Later that year substantial car bombs exploded outside the Old Bailey and New Scotland Yard, the headquarters of Metropolitan Police. Warnings were given and no fatalities occurred as a result. The ASU members were quickly captured as they attempted to leave London, and once incarcerated in Brixton Prison became known as the Belfast Ten. The British state quickly devised a dispersal strategy to prevent prison protests developing, but, prior to dispersal, the Belfast Ten commenced a hunger strike with the specific demand of repatriation to serve their sentence in an Irish prison as political prisoners. Dolours wrote: ‘We thought about it all the time we were in Brixton and we know what Terence MacSwiney suffered there. How could we accept what he died resisting?’ On 19 November Dolours stated ‘We are not accepting criminal status…We are petitioning the Home Office to be returned to Armagh [Prison] or else given political status here’.

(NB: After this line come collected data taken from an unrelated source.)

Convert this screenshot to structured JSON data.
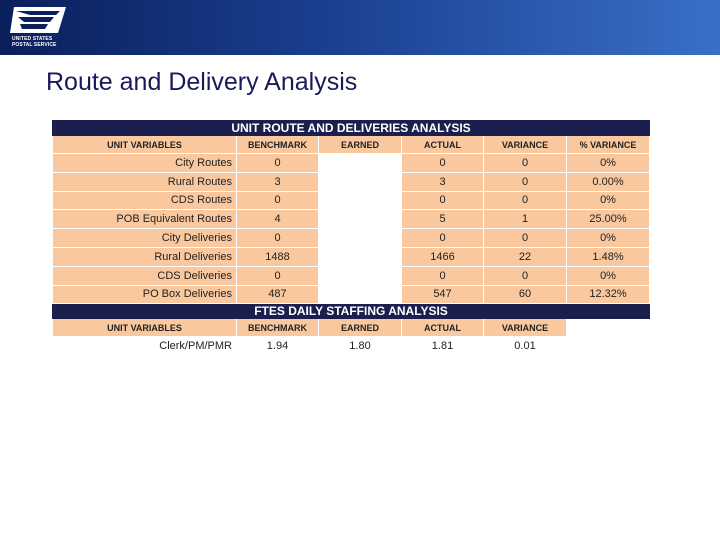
{
  "header": {
    "logo_line1": "UNITED STATES",
    "logo_line2": "POSTAL SERVICE"
  },
  "title": "Route and Delivery Analysis",
  "route_table": {
    "heading": "UNIT ROUTE AND DELIVERIES ANALYSIS",
    "columns": [
      "UNIT VARIABLES",
      "BENCHMARK",
      "EARNED",
      "ACTUAL",
      "VARIANCE",
      "% VARIANCE"
    ],
    "rows": [
      {
        "label": "City Routes",
        "benchmark": "0",
        "actual": "0",
        "variance": "0",
        "pct": "0%"
      },
      {
        "label": "Rural Routes",
        "benchmark": "3",
        "actual": "3",
        "variance": "0",
        "pct": "0.00%"
      },
      {
        "label": "CDS Routes",
        "benchmark": "0",
        "actual": "0",
        "variance": "0",
        "pct": "0%"
      },
      {
        "label": "POB Equivalent Routes",
        "benchmark": "4",
        "actual": "5",
        "variance": "1",
        "pct": "25.00%"
      },
      {
        "label": "City Deliveries",
        "benchmark": "0",
        "actual": "0",
        "variance": "0",
        "pct": "0%"
      },
      {
        "label": "Rural Deliveries",
        "benchmark": "1488",
        "actual": "1466",
        "variance": "22",
        "pct": "1.48%"
      },
      {
        "label": "CDS Deliveries",
        "benchmark": "0",
        "actual": "0",
        "variance": "0",
        "pct": "0%"
      },
      {
        "label": "PO Box Deliveries",
        "benchmark": "487",
        "actual": "547",
        "variance": "60",
        "pct": "12.32%"
      }
    ]
  },
  "staffing_table": {
    "heading": "FTES DAILY STAFFING ANALYSIS",
    "columns": [
      "UNIT VARIABLES",
      "BENCHMARK",
      "EARNED",
      "ACTUAL",
      "VARIANCE"
    ],
    "rows": [
      {
        "label": "Clerk/PM/PMR",
        "benchmark": "1.94",
        "earned": "1.80",
        "actual": "1.81",
        "variance": "0.01"
      }
    ]
  }
}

On 3 December 1973 Dolours would become the first IRA prisoner to be brutally force-fed. In the cell next door, her sister Marian was forced to hear the audible torture and violence. The sisters knew that the leader of the Irish Republican Brotherhood, Thomas Ashe had been force-fed to death in Mountjoy Prison, Dublin in 1917. The Price sisters detained in Brixton, along with fellow Irish prisoners Hugh Feeney in Gartree and Gerry Kelly in Wormwood Scrubs, endured 206 days of hunger strike – a duration sustained by the regular bouts of force-feeding. This was halted only when IRA volunteer Michael Gaughan died due to force-feeding on 3 June 1974. On 7 June all four prisoners ended their hunger strike after an agreement to transfer them to Irish prisons was reached. When the Labour Home Secretary Roy Jenkins reneged on the deal, both Marian and Dolours commenced a second hunger strike on 29 November 1974. The IRA leadership opposed the second hunger strike. When transfer came on 15 December it was not to an Irish prison but to Durham. On 18 March 1975, as part of a truce struck between the IRA leadership and the British government, the Price sisters were transferred to Armagh women’s prison and granted political status having endured years of brutality at the hands of a vindictive Labour government. The sisters were freed on humanitarian grounds in 1981.

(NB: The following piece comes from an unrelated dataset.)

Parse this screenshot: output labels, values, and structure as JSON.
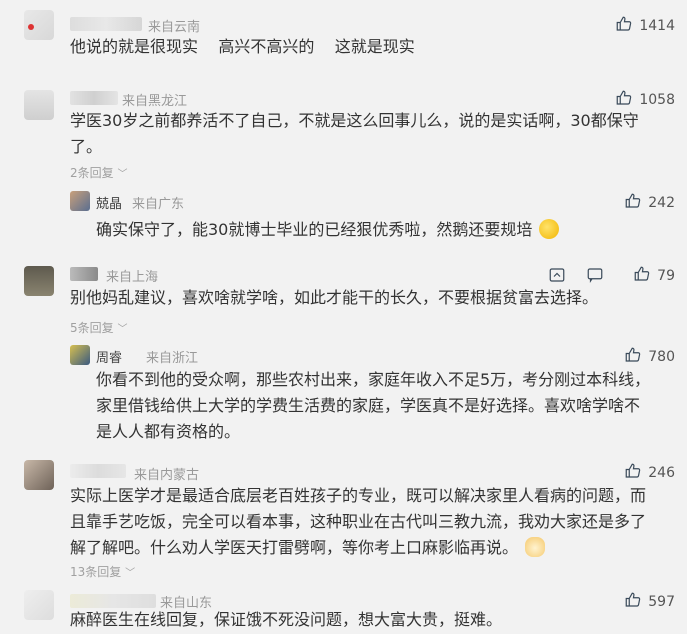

As the Irish struggle faced a period of retreat and betrayal in the 1990s, Dolours and Marion Price opposed the Good Friday Agreement. Dolours contributed to the Blanket online journal of protest and dissent and in 2008, in a tribute to Brendan Hughes, she poured scorn on those former comrades who in her words ‘craved power and money. Now they run the British Administration in the six northern counties for the enemy. Treachery beyond all anticipation.’

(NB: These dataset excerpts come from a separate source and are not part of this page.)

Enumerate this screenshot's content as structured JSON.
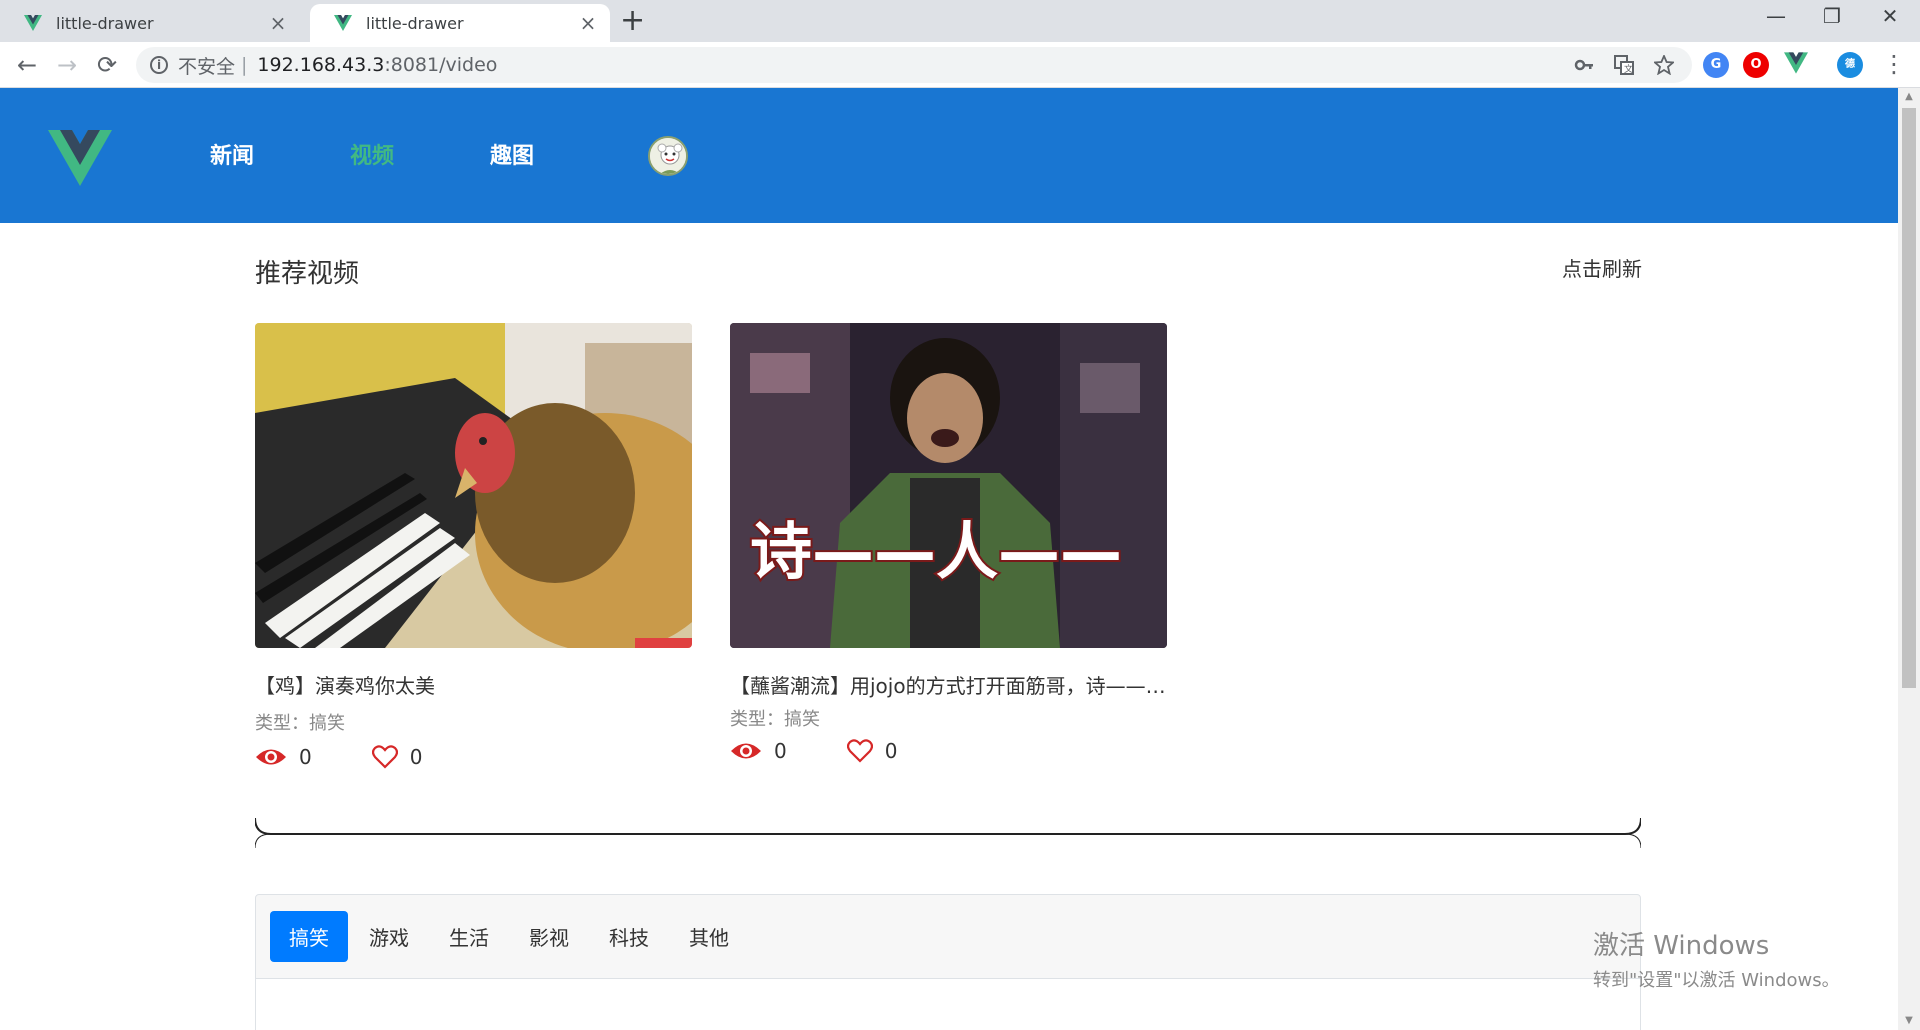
{
  "browser": {
    "tabs": [
      {
        "title": "little-drawer",
        "active": false
      },
      {
        "title": "little-drawer",
        "active": true
      }
    ],
    "new_tab": "+",
    "window_controls": {
      "minimize": "—",
      "restore": "❐",
      "close": "✕"
    },
    "nav": {
      "back": "←",
      "forward": "→",
      "reload": "⟳"
    },
    "security_label": "不安全",
    "separator": "|",
    "url_host": "192.168.43.3",
    "url_rest": ":8081/video",
    "extensions": [
      "key-icon",
      "translate-icon",
      "star-icon",
      "google-translate-ext",
      "opera-ext",
      "vue-devtools-ext",
      "profile-ext"
    ]
  },
  "navbar": {
    "links": [
      {
        "label": "新闻",
        "active": false
      },
      {
        "label": "视频",
        "active": true
      },
      {
        "label": "趣图",
        "active": false
      }
    ],
    "brand_color": "#1976d2",
    "active_color": "#42b983"
  },
  "main": {
    "section_title": "推荐视频",
    "refresh_label": "点击刷新",
    "videos": [
      {
        "title": "【鸡】演奏鸡你太美",
        "type_label": "类型：搞笑",
        "views": "0",
        "likes": "0"
      },
      {
        "title": "【蘸酱潮流】用jojo的方式打开面筋哥，诗——人——",
        "type_label": "类型：搞笑",
        "views": "0",
        "likes": "0",
        "overlay_text": "诗——人——"
      }
    ]
  },
  "category_tabs": {
    "items": [
      "搞笑",
      "游戏",
      "生活",
      "影视",
      "科技",
      "其他"
    ],
    "active": "搞笑",
    "active_color": "#007bff"
  },
  "watermark": {
    "line1": "激活 Windows",
    "line2": "转到\"设置\"以激活 Windows。"
  }
}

Today Marian Price is held in solitary confinement in Maghaberry prison, where she has been detained for almost two years on trumped up political charges. She has been refused permission to attend her sister’s funeral.

Dolours’ indomitable spirit was tempered by circumstances not of her own choosing, She endured torture, hunger strike and great personal loss. She is a reminder to everyone that revolutionary situations produce steeled revolutionaries. Freedom loving people the world over have lost a great revolutionary. We salute her.